Hepatocellular carcinoma cells induce γδ T cells through metabolic reprogramming into tumor-progressive subpopulation

Abstract

Tumor immune microenvironment (TIME) is a tiny structure that contains multiple immune cell components around tumor cells, which plays an important role in tumorigenesis, and is also the potential core area of activated immunotherapy. How immune cells with tumor-killing capacity in TIME are hijacked by tumor cells during the progression of tumorigenesis and transformed into subpopulations that facilitate cancer advancement is a question that needs to be urgently addressed nowadays. γδ T cells (their T cell receptors are composed of γ and δ chains), a unique T cell subpopulation distinguished from conventional αβ T cells, are involved in a variety of immune response processes through direct tumor-killing effects and/or indirectly influencing the activity of other immune cells.

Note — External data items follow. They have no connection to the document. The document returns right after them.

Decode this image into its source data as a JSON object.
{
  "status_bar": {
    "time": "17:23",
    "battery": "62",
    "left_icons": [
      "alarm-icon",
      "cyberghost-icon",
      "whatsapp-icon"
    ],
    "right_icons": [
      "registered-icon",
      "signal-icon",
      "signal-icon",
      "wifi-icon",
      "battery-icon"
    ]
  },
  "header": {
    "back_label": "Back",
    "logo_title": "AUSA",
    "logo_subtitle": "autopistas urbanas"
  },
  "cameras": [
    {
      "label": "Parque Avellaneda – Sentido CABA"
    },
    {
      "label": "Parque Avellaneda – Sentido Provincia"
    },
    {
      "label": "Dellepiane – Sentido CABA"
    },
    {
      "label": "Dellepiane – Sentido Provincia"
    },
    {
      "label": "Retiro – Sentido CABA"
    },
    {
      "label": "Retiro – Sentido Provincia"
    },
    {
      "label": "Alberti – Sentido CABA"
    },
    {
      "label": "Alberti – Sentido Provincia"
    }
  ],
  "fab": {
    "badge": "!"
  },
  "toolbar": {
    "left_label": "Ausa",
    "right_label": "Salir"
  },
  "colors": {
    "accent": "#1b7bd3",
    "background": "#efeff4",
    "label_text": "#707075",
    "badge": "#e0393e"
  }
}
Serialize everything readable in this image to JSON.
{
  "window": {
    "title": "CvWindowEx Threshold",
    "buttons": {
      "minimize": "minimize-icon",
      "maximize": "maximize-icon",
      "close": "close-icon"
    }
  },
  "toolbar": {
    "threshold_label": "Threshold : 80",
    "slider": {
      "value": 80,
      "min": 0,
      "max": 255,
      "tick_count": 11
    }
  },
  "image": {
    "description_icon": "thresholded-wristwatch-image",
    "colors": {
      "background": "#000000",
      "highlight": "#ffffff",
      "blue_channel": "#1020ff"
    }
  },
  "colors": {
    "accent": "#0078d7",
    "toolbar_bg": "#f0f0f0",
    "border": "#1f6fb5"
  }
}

However, the presence of γδ T cells in the tumor microenvironment (TME) has been reported to be associated with poor prognosis in some tumors, suggesting that certain γδ T cell subsets may also have pro-tumorigenic effects. Recent studies have revealed that metabolic pathways such as activation of glycolysis, increase of lipid metabolism, enhancement of mitochondrial biosynthesis, alterations of fatty acid metabolism reshape the local TME, and immune cells trigger metabolic adaptation through metabolic reprogramming to meet their own needs and play the role of anti-tumor or immunosuppression. Combining previous studies and our bioinformatics results, we hypothesize that γδT cells compete for resources with hepatocellular carcinoma (HCC) cells by means of fatty acid metabolic regulation in the TME, which results in the weakening or loss of their ability to recognize and kill HCC cells through genetic and epigenetic alterations, thus allowing γδT cells to be hijacked by HCC cells as a subpopulation that promotes HCC progression.

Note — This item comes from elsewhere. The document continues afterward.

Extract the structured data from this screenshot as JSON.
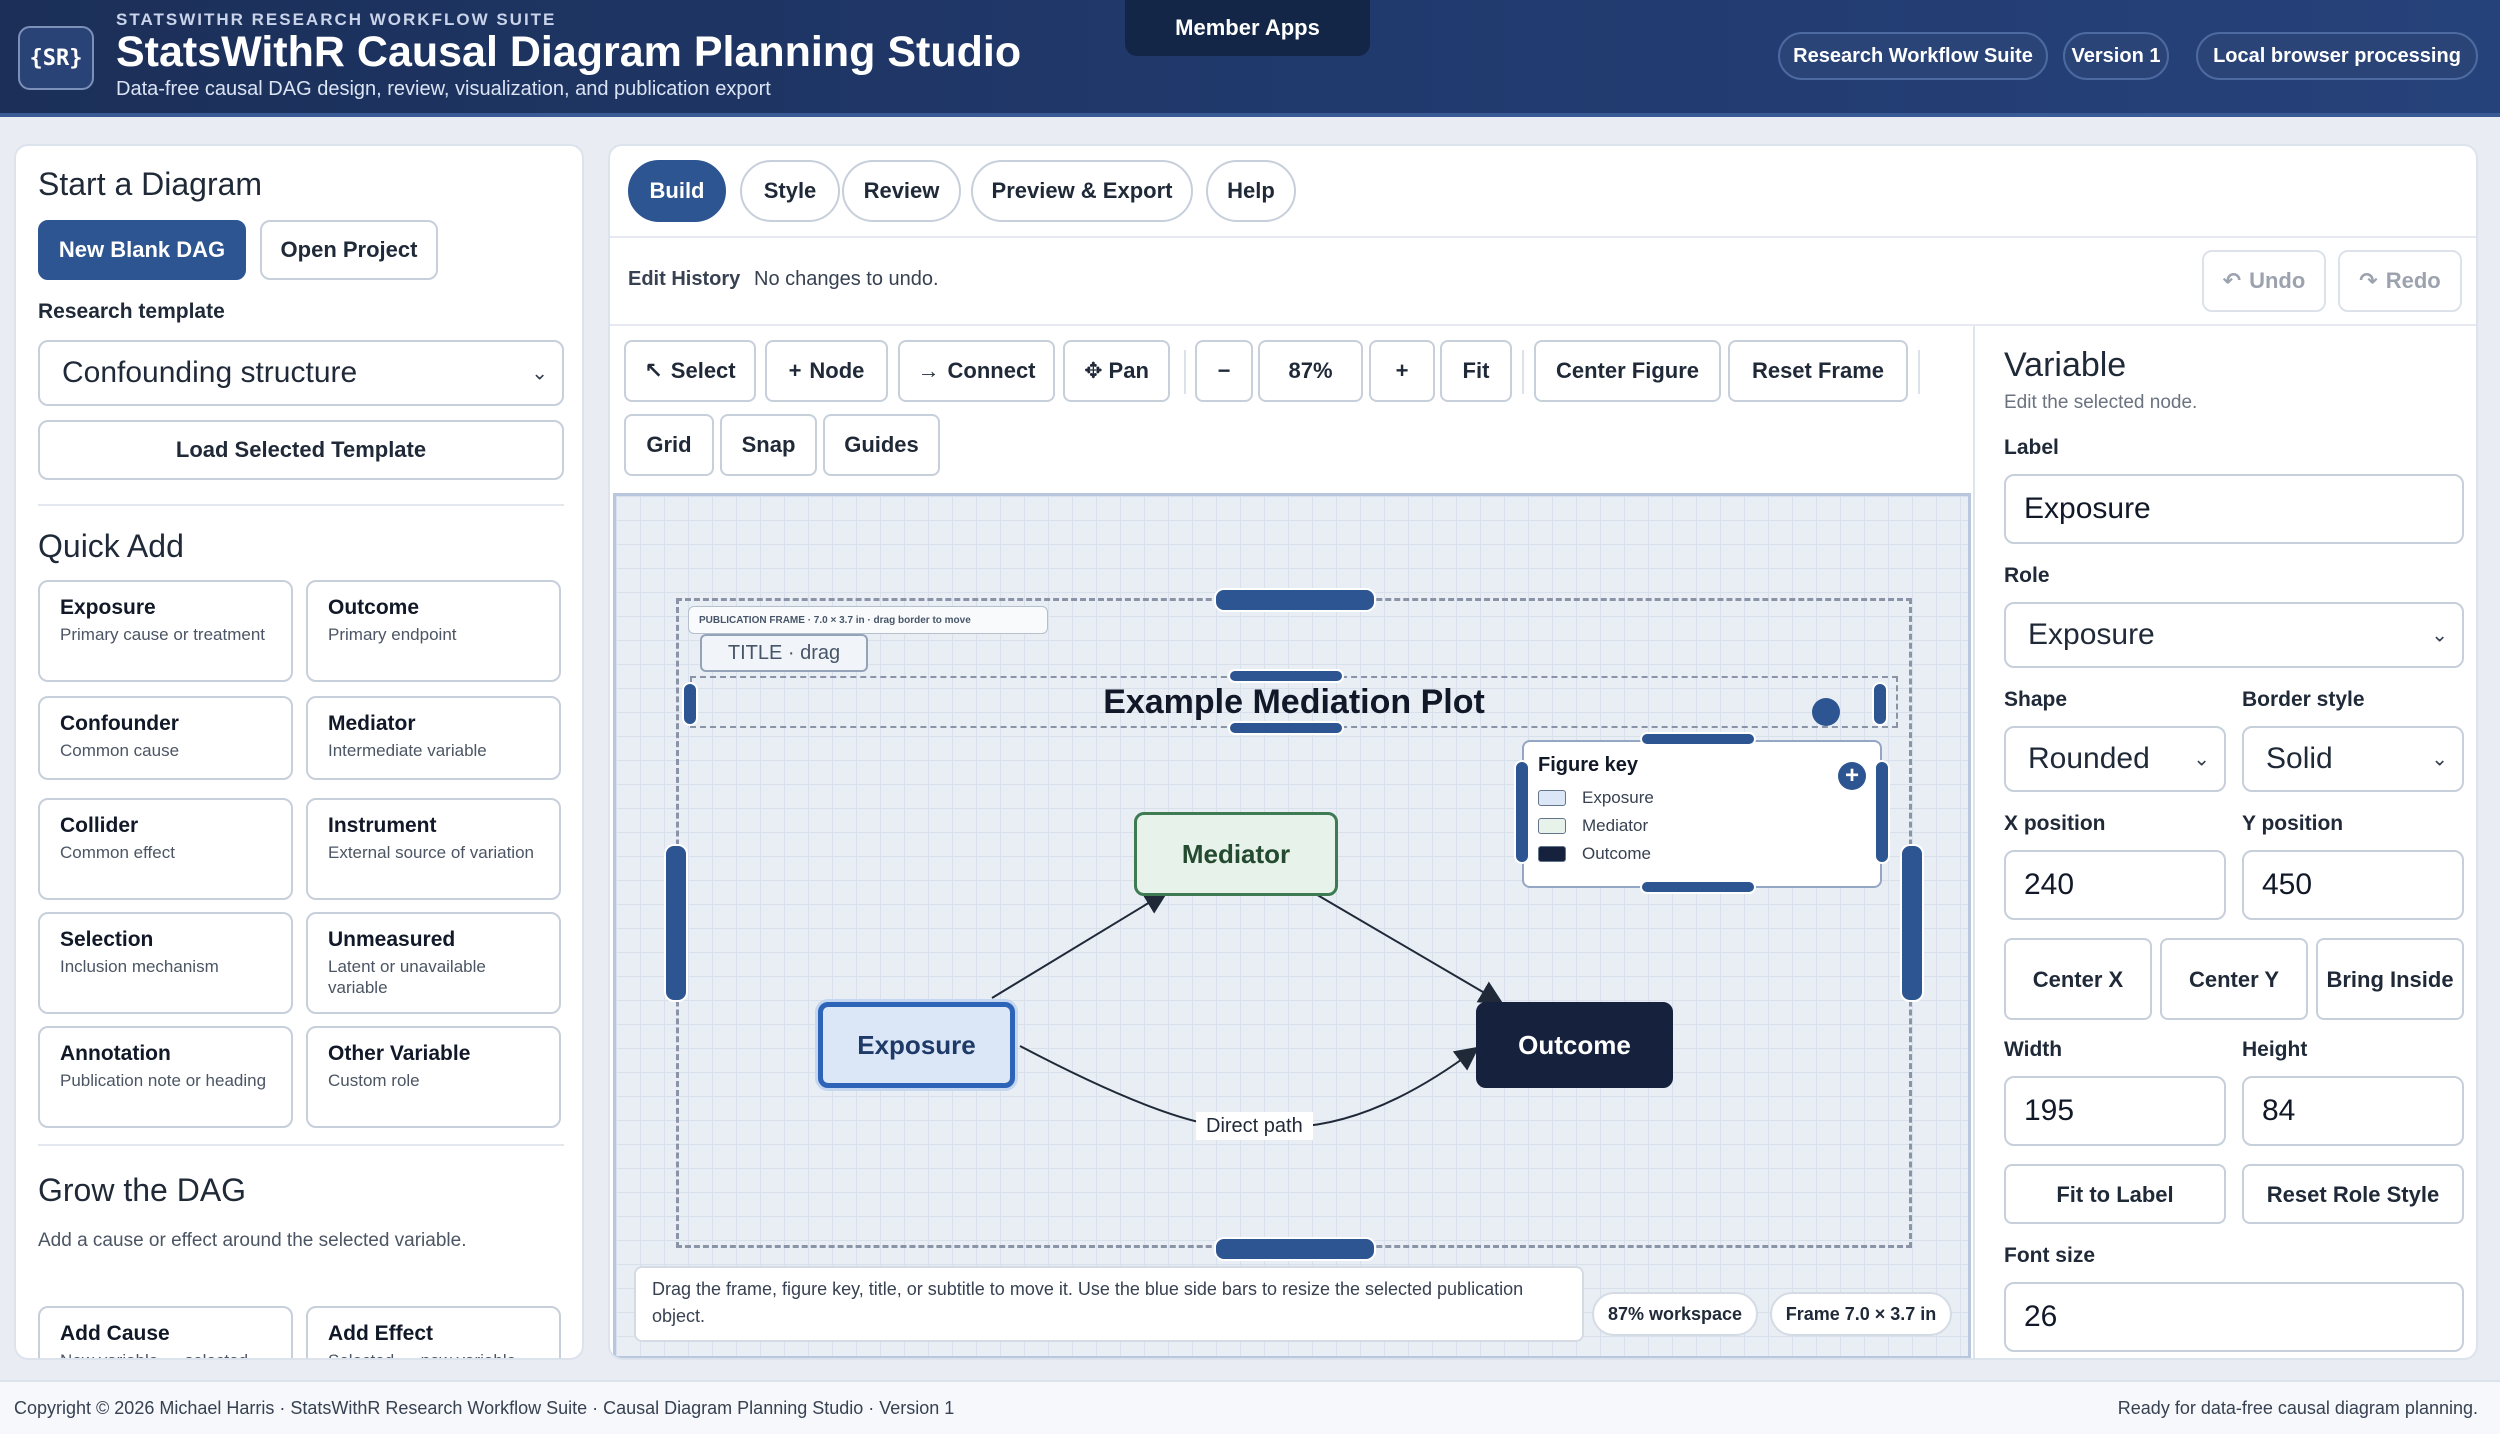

Keywords: fatty acid; hepatocellular carcinoma; metabolic reprogramming; tumor immune microenvironment; γδT cells.

Figure 1

Potential biological mechanisms of HCC infiltrating γδT cells-related differentially expressed genes (DEGs). (A) Volcano map of DEGs, (B) heatmap of DEGs, and (C) the Gene Ontology (GO) and Kyoto Encyclopedia of Genes and Genomes (KEGG) analyses for high and low γδT cells-related DEGs based on the TCGA dataset.

Figure 2

Metabolic regulation and feedback of γδT cell in tumor microenvironment. γδT cell activation and signaling through T cell receptor (TCR) activates PI3K/Akt/mTOR and cMyc pathways, leading to increased glycolysis and metabolism, decreased fatty acid oxidation, without obvious changes in oxidative phosphorylation levels. With the extremely rapid expansion of cancer cells, T cells undergo metabolic reprogramming in order to survive by means of fatty acid metabolism, resulting in altered molecular phenotypes (e.g., PD1, CTLA4), thus becoming a subpopulation of tumor-promoting progression T cells.

Figure 3

Immune cells trigger metabolic adaptation through metabolic reprogramming in tumor microenvironment. The conditions of tumor microenvironment (TME), including nutrient competition, low pH, limited oxygen, and accumulation of metabolites, result in immunosuppressive or tolerogenic phenotypes of immune cells and encourage metabolism that relies more on oxidative phosphorylation and fatty acid oxidation to fulfill energy needs. These conditions also promote differentiation and accumulation of Treg, M2-like macrophages, and MDSCs, which drives an immunosuppressive microenvironment generally. MDSCs, myeloid-derived dendritic cells; TAN, tumor-associated neutrophils.